Being agile means to be able to cope with this, to be able to deal with change. If you use a relational model which is designed to represent reality, the facts you recognize in the problem domain, the software consuming it doesn't dictate how the model is defined, the reality does, as the relational model represents reality. That's an important aspect which makes it clear why relational models are so important, even in OO software: if the software is replaced with something else, the relational model can be re-used as well as all its data, simply because it's not tied to (or as I should say coupled with) the software consuming it.
To overcome this impedance mismatch between OO software and relational models, the concept of Object / Relational mapping has been introduced. This 'mapping' between two sides A and B is based on the idea that in A there is an element E which is directly related to an element F in B and vice versa. This theoretical connection between E and F, so the connection the mapping is based on, is the sole reason why it works in the first place. That's why you can save an object to a relational model and fetch it back (you're not saving the object, you're saving its data, the entity instance, but I've already written about that some time ago, see below). It works because both sides give the same meaning to the data. This is important because you can then work with a relational database in an OO fashion and you don't run the risk of being unable to deal with change.

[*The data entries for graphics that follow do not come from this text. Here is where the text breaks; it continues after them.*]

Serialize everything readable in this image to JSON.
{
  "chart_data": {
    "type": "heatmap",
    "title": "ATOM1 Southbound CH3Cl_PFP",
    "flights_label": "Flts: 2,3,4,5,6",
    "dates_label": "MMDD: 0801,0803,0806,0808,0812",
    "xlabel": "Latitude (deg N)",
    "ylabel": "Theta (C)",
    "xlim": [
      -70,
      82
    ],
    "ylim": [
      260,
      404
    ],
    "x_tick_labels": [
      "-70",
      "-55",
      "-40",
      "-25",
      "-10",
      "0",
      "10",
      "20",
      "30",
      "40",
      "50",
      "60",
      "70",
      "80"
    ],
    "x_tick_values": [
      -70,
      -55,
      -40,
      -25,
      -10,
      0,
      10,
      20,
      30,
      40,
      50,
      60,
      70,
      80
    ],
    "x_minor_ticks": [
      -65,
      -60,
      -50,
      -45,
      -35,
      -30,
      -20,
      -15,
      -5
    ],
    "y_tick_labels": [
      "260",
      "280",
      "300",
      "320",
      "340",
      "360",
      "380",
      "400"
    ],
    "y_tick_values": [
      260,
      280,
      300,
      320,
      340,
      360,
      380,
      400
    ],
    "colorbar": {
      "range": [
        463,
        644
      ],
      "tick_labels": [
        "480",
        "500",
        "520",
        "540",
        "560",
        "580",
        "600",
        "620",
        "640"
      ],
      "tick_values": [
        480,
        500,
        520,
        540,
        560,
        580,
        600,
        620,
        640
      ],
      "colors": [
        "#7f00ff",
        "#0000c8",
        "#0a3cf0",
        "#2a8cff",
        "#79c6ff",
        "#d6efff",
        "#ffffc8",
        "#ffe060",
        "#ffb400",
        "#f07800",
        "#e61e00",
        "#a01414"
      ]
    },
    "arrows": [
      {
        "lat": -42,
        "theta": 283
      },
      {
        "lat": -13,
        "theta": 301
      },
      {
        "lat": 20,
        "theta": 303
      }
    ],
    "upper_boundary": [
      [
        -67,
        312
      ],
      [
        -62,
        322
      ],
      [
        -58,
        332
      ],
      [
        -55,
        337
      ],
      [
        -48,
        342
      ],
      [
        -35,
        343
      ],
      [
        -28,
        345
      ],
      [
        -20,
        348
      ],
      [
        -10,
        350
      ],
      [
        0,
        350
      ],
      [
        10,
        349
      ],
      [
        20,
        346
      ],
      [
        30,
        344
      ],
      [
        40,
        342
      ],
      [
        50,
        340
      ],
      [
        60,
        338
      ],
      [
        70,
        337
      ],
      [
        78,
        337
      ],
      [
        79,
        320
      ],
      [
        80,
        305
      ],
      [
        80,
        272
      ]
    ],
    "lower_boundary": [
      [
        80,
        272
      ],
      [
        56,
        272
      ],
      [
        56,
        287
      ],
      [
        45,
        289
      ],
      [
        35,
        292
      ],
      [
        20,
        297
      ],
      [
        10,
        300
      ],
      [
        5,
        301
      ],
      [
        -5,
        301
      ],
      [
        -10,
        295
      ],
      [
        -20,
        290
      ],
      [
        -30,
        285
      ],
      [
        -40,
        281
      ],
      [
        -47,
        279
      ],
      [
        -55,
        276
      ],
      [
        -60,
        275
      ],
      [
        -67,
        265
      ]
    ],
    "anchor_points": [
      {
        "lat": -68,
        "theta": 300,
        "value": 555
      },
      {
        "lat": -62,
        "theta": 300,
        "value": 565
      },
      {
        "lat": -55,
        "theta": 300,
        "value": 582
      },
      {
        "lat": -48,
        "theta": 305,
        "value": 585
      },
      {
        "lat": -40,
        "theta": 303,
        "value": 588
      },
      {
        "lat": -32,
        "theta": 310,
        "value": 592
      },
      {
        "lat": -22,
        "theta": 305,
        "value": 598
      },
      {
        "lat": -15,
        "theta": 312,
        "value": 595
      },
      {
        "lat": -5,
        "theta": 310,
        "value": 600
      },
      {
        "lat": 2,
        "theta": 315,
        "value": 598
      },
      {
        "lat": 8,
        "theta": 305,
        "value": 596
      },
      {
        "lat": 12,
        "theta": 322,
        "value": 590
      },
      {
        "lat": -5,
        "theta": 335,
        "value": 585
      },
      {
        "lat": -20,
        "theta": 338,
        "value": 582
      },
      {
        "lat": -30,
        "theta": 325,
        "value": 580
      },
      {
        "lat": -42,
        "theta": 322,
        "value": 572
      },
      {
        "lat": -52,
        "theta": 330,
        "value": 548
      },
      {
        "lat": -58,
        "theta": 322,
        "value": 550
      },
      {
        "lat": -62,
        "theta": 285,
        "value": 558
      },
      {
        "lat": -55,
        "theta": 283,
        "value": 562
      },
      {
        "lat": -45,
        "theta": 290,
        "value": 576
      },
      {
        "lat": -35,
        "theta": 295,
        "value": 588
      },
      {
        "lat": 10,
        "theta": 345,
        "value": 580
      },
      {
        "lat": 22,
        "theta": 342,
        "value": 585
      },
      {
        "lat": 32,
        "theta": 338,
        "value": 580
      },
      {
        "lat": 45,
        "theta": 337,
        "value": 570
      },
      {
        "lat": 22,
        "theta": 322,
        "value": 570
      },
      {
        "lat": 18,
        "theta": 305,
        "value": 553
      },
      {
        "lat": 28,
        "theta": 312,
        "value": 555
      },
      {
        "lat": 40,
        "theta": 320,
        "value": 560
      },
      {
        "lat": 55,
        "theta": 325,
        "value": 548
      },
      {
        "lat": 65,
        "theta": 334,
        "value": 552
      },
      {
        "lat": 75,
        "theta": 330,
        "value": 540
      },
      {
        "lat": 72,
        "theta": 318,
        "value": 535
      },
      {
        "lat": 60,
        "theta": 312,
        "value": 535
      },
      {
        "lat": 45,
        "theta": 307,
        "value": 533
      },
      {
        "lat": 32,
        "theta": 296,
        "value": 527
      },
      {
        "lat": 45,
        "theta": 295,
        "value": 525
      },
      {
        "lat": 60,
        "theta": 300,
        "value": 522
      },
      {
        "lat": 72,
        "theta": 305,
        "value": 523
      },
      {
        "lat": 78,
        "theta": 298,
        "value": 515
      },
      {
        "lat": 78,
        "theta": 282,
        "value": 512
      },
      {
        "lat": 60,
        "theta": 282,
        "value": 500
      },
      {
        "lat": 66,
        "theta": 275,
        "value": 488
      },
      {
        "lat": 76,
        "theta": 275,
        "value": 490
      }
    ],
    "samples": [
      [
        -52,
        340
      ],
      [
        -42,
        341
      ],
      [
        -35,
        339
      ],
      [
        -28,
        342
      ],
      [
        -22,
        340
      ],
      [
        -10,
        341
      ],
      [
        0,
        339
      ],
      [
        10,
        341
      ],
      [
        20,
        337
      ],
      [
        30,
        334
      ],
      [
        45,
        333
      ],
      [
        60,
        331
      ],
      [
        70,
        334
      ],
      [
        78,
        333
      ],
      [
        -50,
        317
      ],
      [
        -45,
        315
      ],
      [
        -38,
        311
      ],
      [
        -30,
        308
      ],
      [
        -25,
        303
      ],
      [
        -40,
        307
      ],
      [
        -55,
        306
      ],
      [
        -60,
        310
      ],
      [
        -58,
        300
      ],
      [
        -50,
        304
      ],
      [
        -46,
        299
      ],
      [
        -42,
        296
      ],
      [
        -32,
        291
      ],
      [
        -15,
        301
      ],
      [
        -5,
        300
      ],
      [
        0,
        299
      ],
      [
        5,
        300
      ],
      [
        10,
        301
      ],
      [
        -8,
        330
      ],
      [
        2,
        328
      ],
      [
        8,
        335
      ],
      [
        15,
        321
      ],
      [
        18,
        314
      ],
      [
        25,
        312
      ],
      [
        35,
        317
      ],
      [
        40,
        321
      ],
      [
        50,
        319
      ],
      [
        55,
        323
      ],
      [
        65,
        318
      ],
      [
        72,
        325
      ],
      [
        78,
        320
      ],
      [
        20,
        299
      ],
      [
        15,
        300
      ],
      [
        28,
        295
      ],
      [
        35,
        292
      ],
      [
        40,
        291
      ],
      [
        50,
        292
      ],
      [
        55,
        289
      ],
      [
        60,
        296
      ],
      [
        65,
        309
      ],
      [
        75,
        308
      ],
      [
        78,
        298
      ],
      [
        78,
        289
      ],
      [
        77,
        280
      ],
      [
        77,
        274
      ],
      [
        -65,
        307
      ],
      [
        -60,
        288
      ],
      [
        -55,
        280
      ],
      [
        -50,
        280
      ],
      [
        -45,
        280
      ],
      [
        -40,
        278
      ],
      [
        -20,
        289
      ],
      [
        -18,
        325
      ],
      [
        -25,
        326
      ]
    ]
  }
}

As many databases outlive the software they're initially created for, it's important to realize this. All that matters is that if you look at your data, can you distill information from that data in any shape or form you might wish / need without the necessity of the special / original software the database was created for?
Links:
- Scott Ambler: O/R mapping in detail: http://www.agiledata.org/essays/mappingObjects.html
- By myself (about entities, entity instances etc.) : The database is the domain model
- Object databases: http://en.wikipedia.org/wiki/Object_database
I hope this article has given you some insight in how to deal with databases, what they are, what the essential aspects are of databases, relational models, why they're important and how to successfully embed them into your own software. Now, go and build great software based on well informed decisions.